ROCm half type should be fixed in #3236. The fix on building the ops without finding cuda home is ongoing.
Nice work! Thanks. Will wait for the full fix to test out.
cc @rraminen
@loadams , I am running into further compile errors like those reported in: https://github.com/microsoft/DeepSpeed/issues/3548 and https://github.com/microsoft/DeepSpeed/issues/3653
I have found that I can complete a build by disabling a number of ops:
DS_BUILD_OPS=1 DS_BUILD_SPARSE_ATTN=0 DS_BUILD_QUANTIZER=0 DS_BUILD_RANDOM_LTD=0 DS_BUILD_TRANSFORMER_INFERENCE=0 python3 setup.py bdist_wheel
It seems that HIP may be missing a number of CUDA cooperative_group functions that these ops require, like meta_group_size().
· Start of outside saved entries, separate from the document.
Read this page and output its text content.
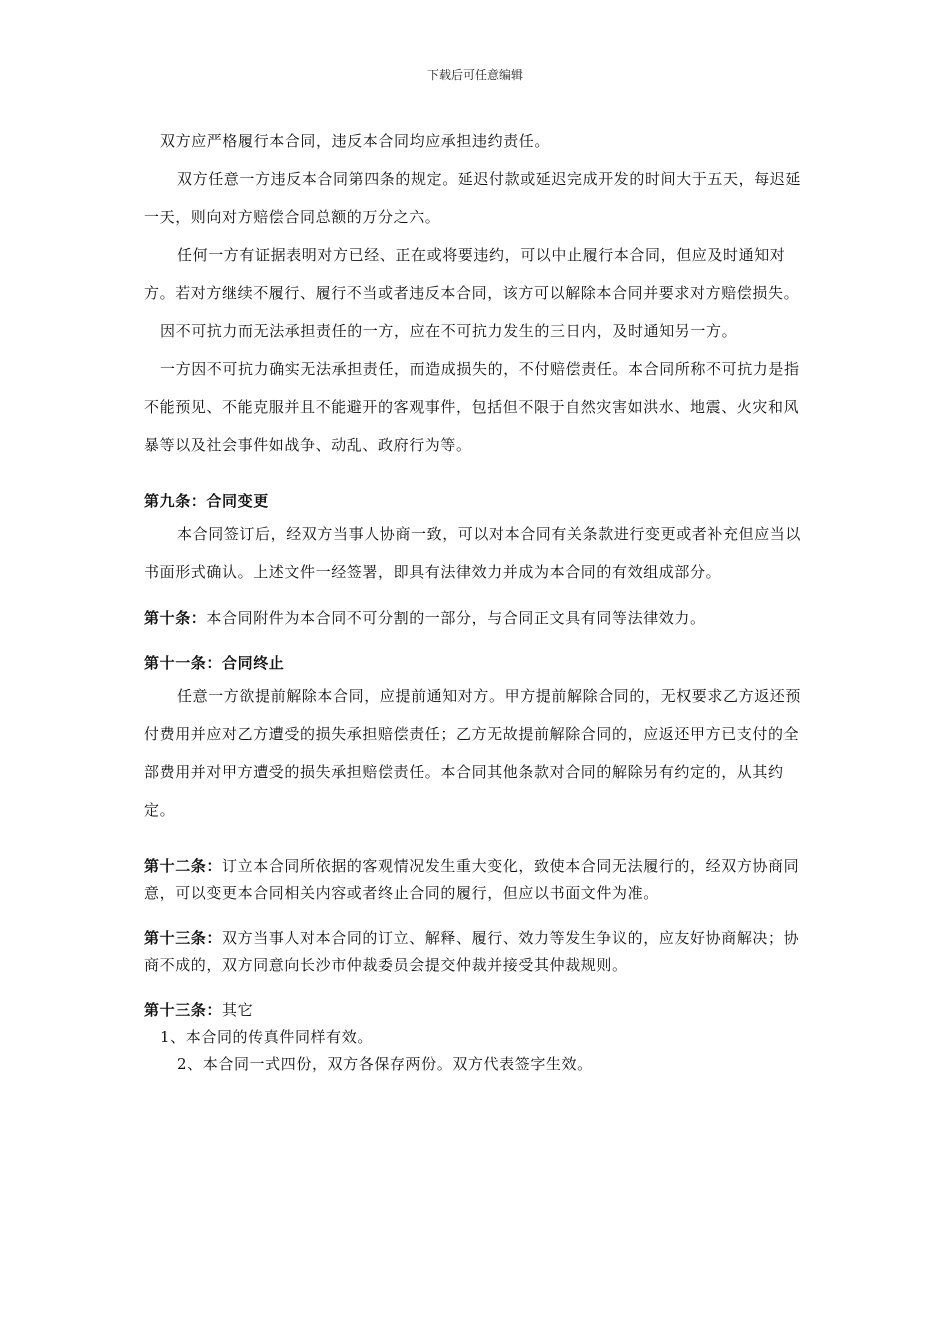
下载后可任意编辑

双方应严格履行本合同，违反本合同均应承担违约责任。

双方任意一方违反本合同第四条的规定。延迟付款或延迟完成开发的时间大于五天，每迟延一天，则向对方赔偿合同总额的万分之六。

任何一方有证据表明对方已经、正在或将要违约，可以中止履行本合同，但应及时通知对方。若对方继续不履行、履行不当或者违反本合同，该方可以解除本合同并要求对方赔偿损失。

因不可抗力而无法承担责任的一方，应在不可抗力发生的三日内，及时通知另一方。

一方因不可抗力确实无法承担责任，而造成损失的，不付赔偿责任。本合同所称不可抗力是指不能预见、不能克服并且不能避开的客观事件，包括但不限于自然灾害如洪水、地震、火灾和风暴等以及社会事件如战争、动乱、政府行为等。

第九条：合同变更

本合同签订后，经双方当事人协商一致，可以对本合同有关条款进行变更或者补充但应当以书面形式确认。上述文件一经签署，即具有法律效力并成为本合同的有效组成部分。

第十条：本合同附件为本合同不可分割的一部分，与合同正文具有同等法律效力。

第十一条：合同终止

任意一方欲提前解除本合同，应提前通知对方。甲方提前解除合同的，无权要求乙方返还预付费用并应对乙方遭受的损失承担赔偿责任；乙方无故提前解除合同的，应返还甲方已支付的全部费用并对甲方遭受的损失承担赔偿责任。本合同其他条款对合同的解除另有约定的，从其约定。

第十二条：订立本合同所依据的客观情况发生重大变化，致使本合同无法履行的，经双方协商同意，可以变更本合同相关内容或者终止合同的履行，但应以书面文件为准。

第十三条：双方当事人对本合同的订立、解释、履行、效力等发生争议的，应友好协商解决；协商不成的，双方同意向长沙市仲裁委员会提交仲裁并接受其仲裁规则。

第十三条：其它

1、本合同的传真件同样有效。

2、本合同一式四份，双方各保存两份。双方代表签字生效。
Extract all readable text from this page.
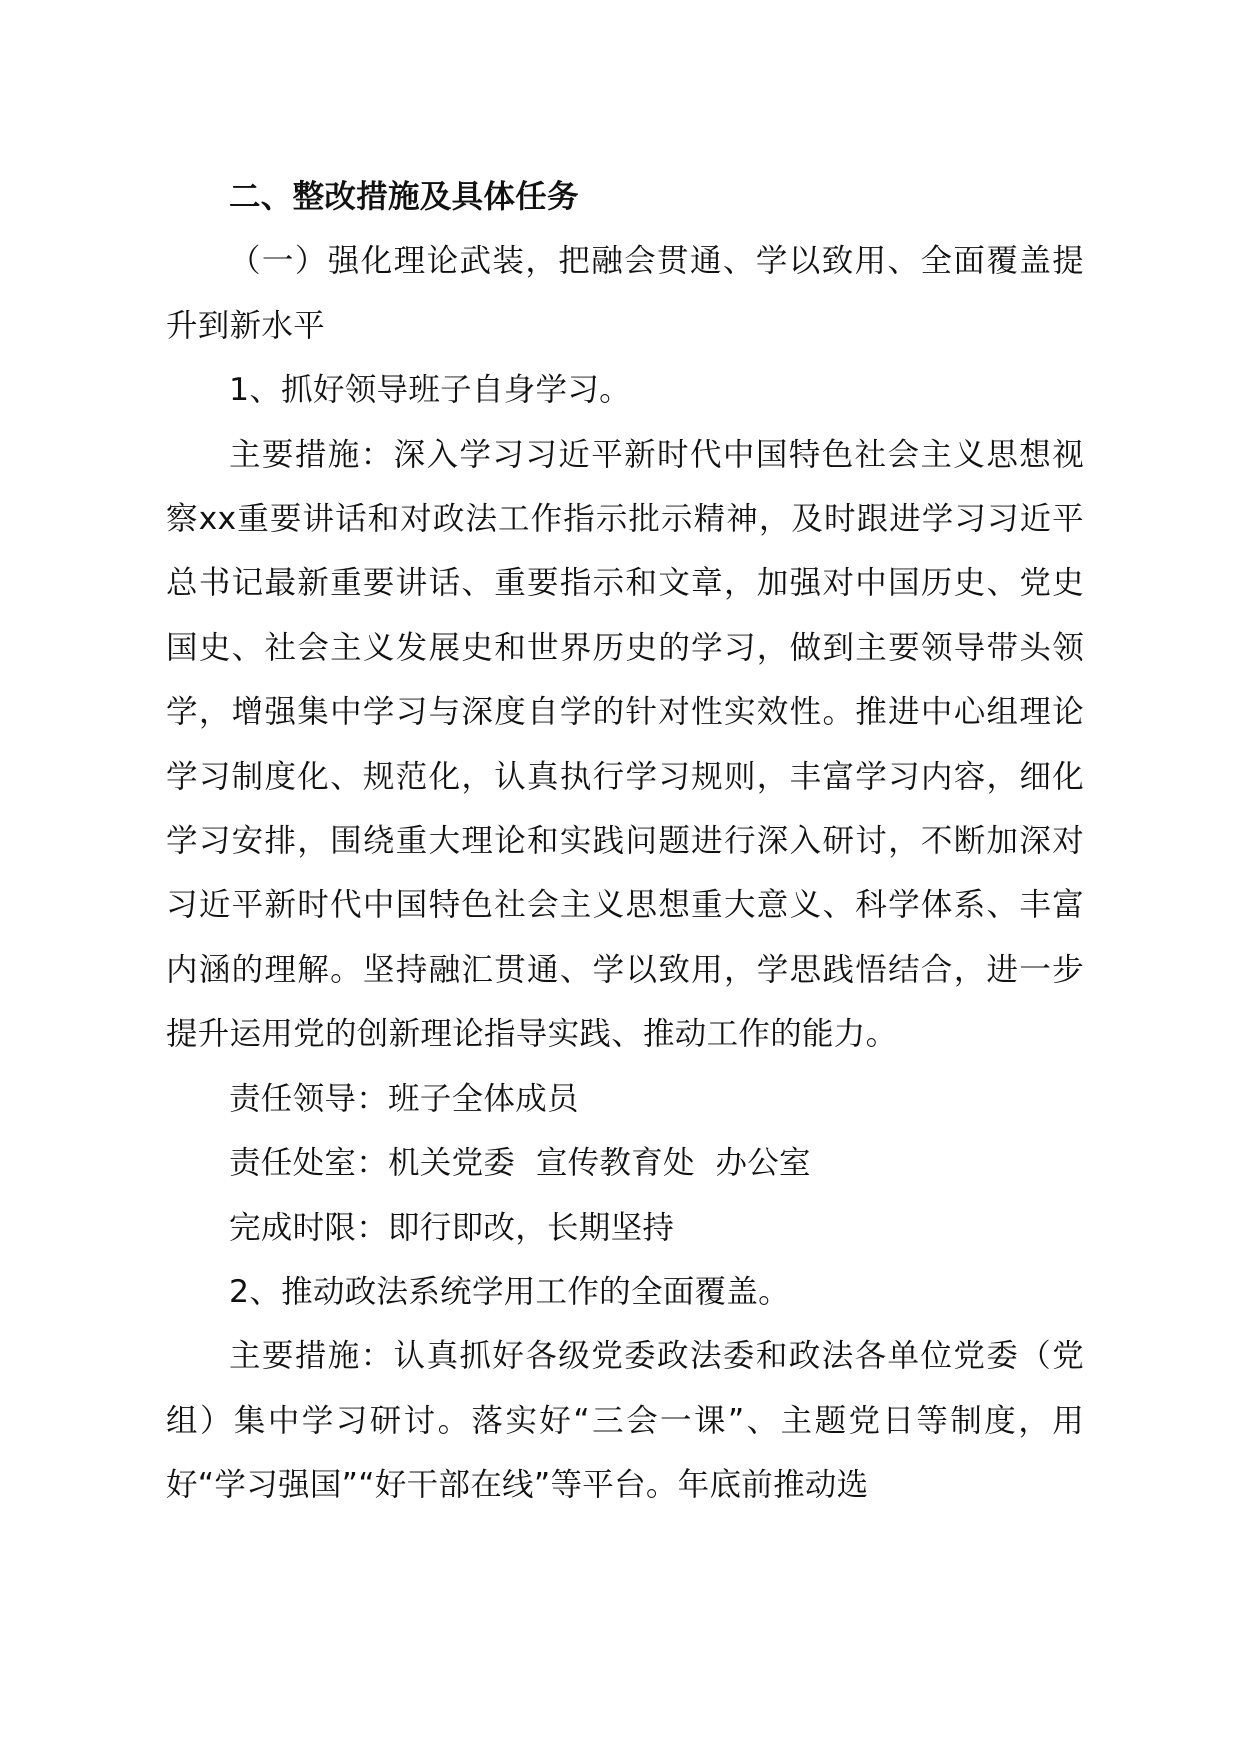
二、整改措施及具体任务

（一）强化理论武装，把融会贯通、学以致用、全面覆盖提升到新水平

1、抓好领导班子自身学习。

主要措施：深入学习习近平新时代中国特色社会主义思想视察xx重要讲话和对政法工作指示批示精神，及时跟进学习习近平总书记最新重要讲话、重要指示和文章，加强对中国历史、党史国史、社会主义发展史和世界历史的学习，做到主要领导带头领学，增强集中学习与深度自学的针对性实效性。推进中心组理论学习制度化、规范化，认真执行学习规则，丰富学习内容，细化学习安排，围绕重大理论和实践问题进行深入研讨，不断加深对习近平新时代中国特色社会主义思想重大意义、科学体系、丰富内涵的理解。坚持融汇贯通、学以致用，学思践悟结合，进一步提升运用党的创新理论指导实践、推动工作的能力。

责任领导：班子全体成员

责任处室：机关党委  宣传教育处  办公室

完成时限：即行即改，长期坚持

2、推动政法系统学用工作的全面覆盖。

主要措施：认真抓好各级党委政法委和政法各单位党委（党组）集中学习研讨。落实好“三会一课”、主题党日等制度，用好“学习强国”“好干部在线”等平台。年底前推动选
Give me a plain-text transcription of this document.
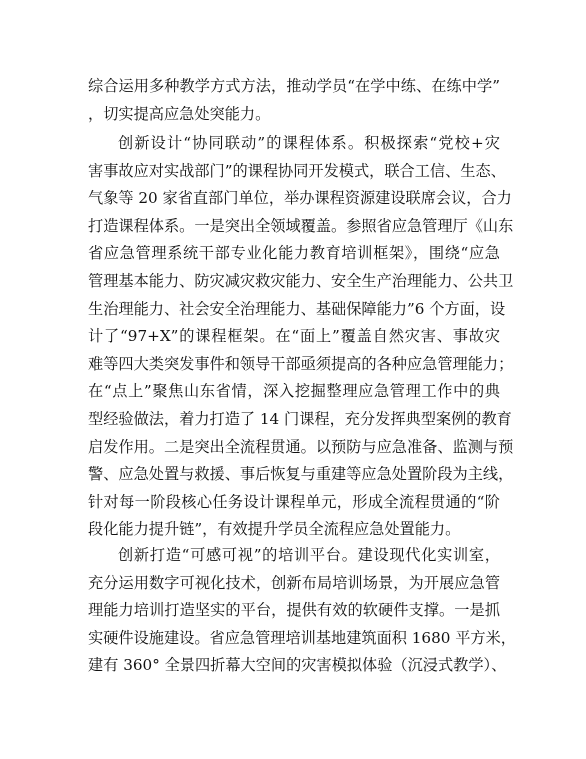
综合运用多种教学方式方法，推动学员“在学中练、在练中学”
，切实提高应急处突能力。
创新设计“协同联动”的课程体系。积极探索“党校+灾
害事故应对实战部门”的课程协同开发模式，联合工信、生态、
气象等 20 家省直部门单位，举办课程资源建设联席会议，合力
打造课程体系。一是突出全领域覆盖。参照省应急管理厅《山东
省应急管理系统干部专业化能力教育培训框架》，围绕“应急
管理基本能力、防灾减灾救灾能力、安全生产治理能力、公共卫
生治理能力、社会安全治理能力、基础保障能力”6 个方面，设
计了“97+X”的课程框架。在“面上”覆盖自然灾害、事故灾
难等四大类突发事件和领导干部亟须提高的各种应急管理能力；
在“点上”聚焦山东省情，深入挖掘整理应急管理工作中的典
型经验做法，着力打造了 14 门课程，充分发挥典型案例的教育
启发作用。二是突出全流程贯通。以预防与应急准备、监测与预
警、应急处置与救援、事后恢复与重建等应急处置阶段为主线，
针对每一阶段核心任务设计课程单元，形成全流程贯通的“阶
段化能力提升链”，有效提升学员全流程应急处置能力。
创新打造“可感可视”的培训平台。建设现代化实训室，
充分运用数字可视化技术，创新布局培训场景，为开展应急管
理能力培训打造坚实的平台，提供有效的软硬件支撑。一是抓
实硬件设施建设。省应急管理培训基地建筑面积 1680 平方米，
建有 360° 全景四折幕大空间的灾害模拟体验（沉浸式教学）、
https://github.com/microsoft/DeepSpeed/blob/f5dde36c1af9fe6b166ed05d381f546f53dcebce/csrc/includes/reduction_utils.h#L410
Cooperative group types and functions: https://docs.nvidia.com/cuda/cuda-c-programming-guide/index.html#explicit-groups
vs the "Cooperative Groups Functions" section from: https://docs.amd.com/bundle/HIP-Programming-Guide-v5.5/page/Programming_with_HIP.html
Are these ops not yet supported on AMD?
Yes, these are not yet supported in ROCm. We are working on adding support in ROCm. Additionally, we are also considering adding a way to disable unsupported extensions by default, so that we can enable them as we add support for them.
@adammoody - since I think we have all DeepSpeed related issues solved, I'm going to close this for now. If you hit other issues, please re-open.
Thanks, @loadams . All good by me.
I know @helloworld1 originally opened this ticket.